Zambie, première victime de la crise de la dette

La Zambie, pays du sud de l’Afrique coincé entre la RDC, l’Angola, le Zimbabwe et le Mozambique, est en passe de devenir le premier pays africain à faire officiellement défaut sur sa dette extérieure. La banque centrale a en effet déclaré le 18 novembre que le pays n’est plus en mesure de rembourser ses créanciers alors que la pandémie provoque une crise économique et sociale extrêmement forte sur le continent. La Zambie pourrait dès lors devenir le premier domino à tomber d’une série de défauts de paiement en cascade à venir, en Afrique et dans nombre de pays à travers le monde.  

Pourquoi la dette zambienne est-elle devenue insoutenable ?

Une tension croissante sur la dette depuis plusieurs années

Selon les données de la Banque mondiale, le total de la dette extérieure du pays s’élevait fin 2019 à 27,3 milliards de dollars contre 15,2 milliards fin 2016. Sur ce total, la dette contractée auprès du secteur privé, s’établit à 14,7 milliards de dollars.

La dette zambienne a donc connu une hausse très rapide ces dernières années.
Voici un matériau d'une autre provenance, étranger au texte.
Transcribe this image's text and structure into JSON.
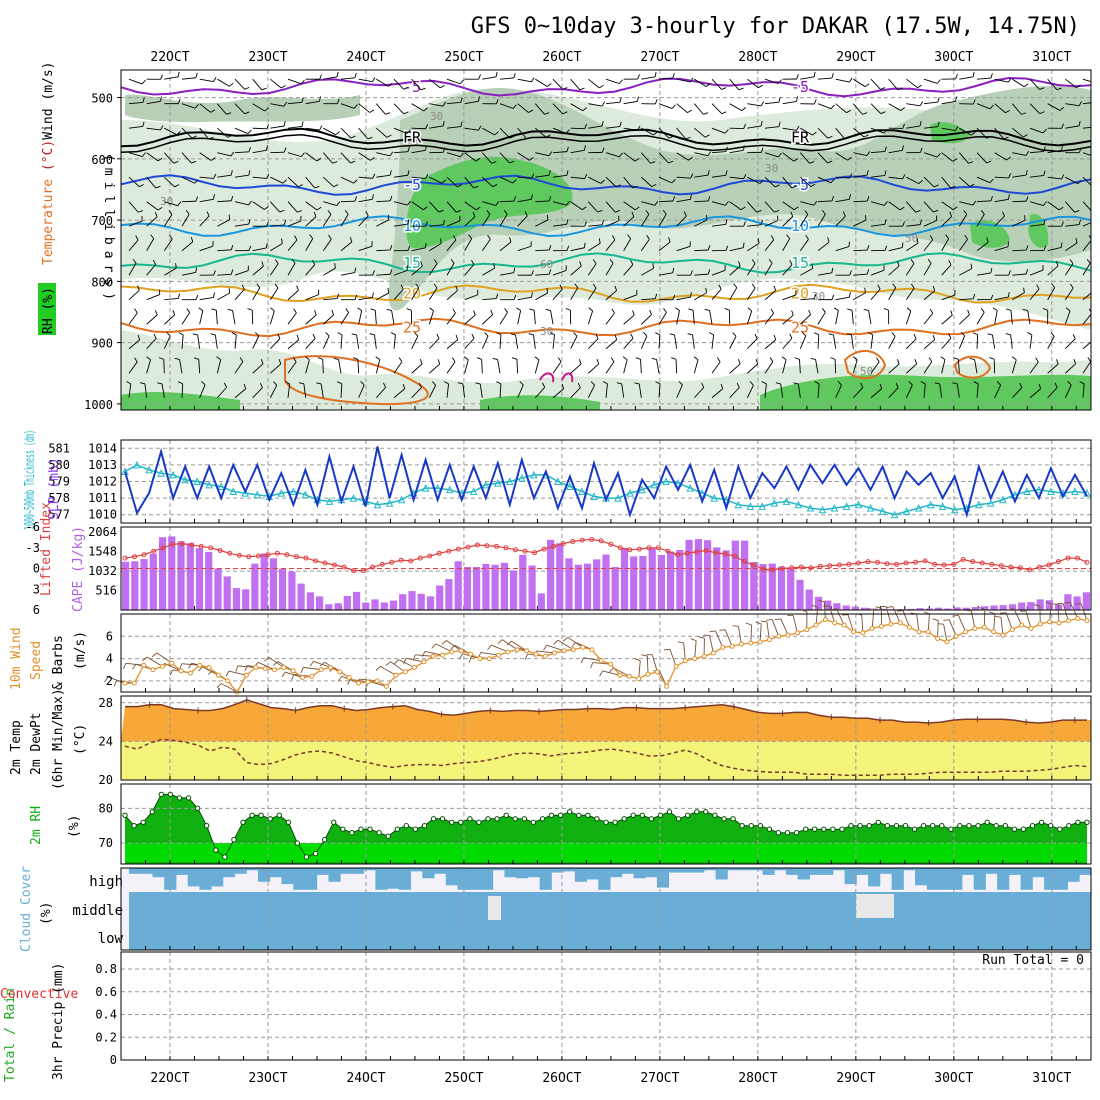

Or en 2020, compte tenu de la crise sanitaire, le pays devrait subir, pour la première fois depuis 1998, une baisse de son PIB. La goutte de trop pour ses finances publiques.

En effet, la Zambie est un pays aux ressources limitées. Le pays est le deuxième plus grand producteur de cuivre d’Afrique, et comme les prix du cuivre ont chuté au cours des trois dernières années, il est devenu de plus en plus difficile d’assurer le remboursement de sa dette. Une situation qui s’est évidemment aggravée avec la crise liée au coronavirus. Son PIB devrait au final reculer de 4 % en 2020 après une hausse de 1,7 % l’année dernière et de 4 % en 2018.

La Banque africaine de développement (BAD) a évalué la dette publique zambienne à 80 % de son PIB en 2019, contre 35 % fin 2014. A titre de comparaison, la dette de la France devrait atteindre 119,8% du PIB en 2020.

Alors que la Zambie se débattait déjà avec le poids de sa dette extérieure depuis des mois (le FMI avait déjà classé le pays en risque « très élevé de surendettement » dès août 2019), le coronavirus a aggravé les pressions financières préexistantes dans le pays.

La dette publique extérieure zambienne a particulièrement augmenté vis-à-vis de la Chine, dont l’encours représente plus de 30% du total. Le pays s’est également énormément financé depuis 10 ans par le biais d’euro-obligations.

L’euro-obligation (ou eurobond en anglais) est un emprunt émis par un pays sur les marchés financiers, libellée dans une monnaie différente de celle du pays en question. Par exemple, la Zambie dont la monnaie est le Kwacha zambien, emprunte des euros ou des dollars sur les marchés financiers. C’est donc un moyen d’emprunt auprès de créanciers privés comme des grandes banques ou des fonds d’investissement.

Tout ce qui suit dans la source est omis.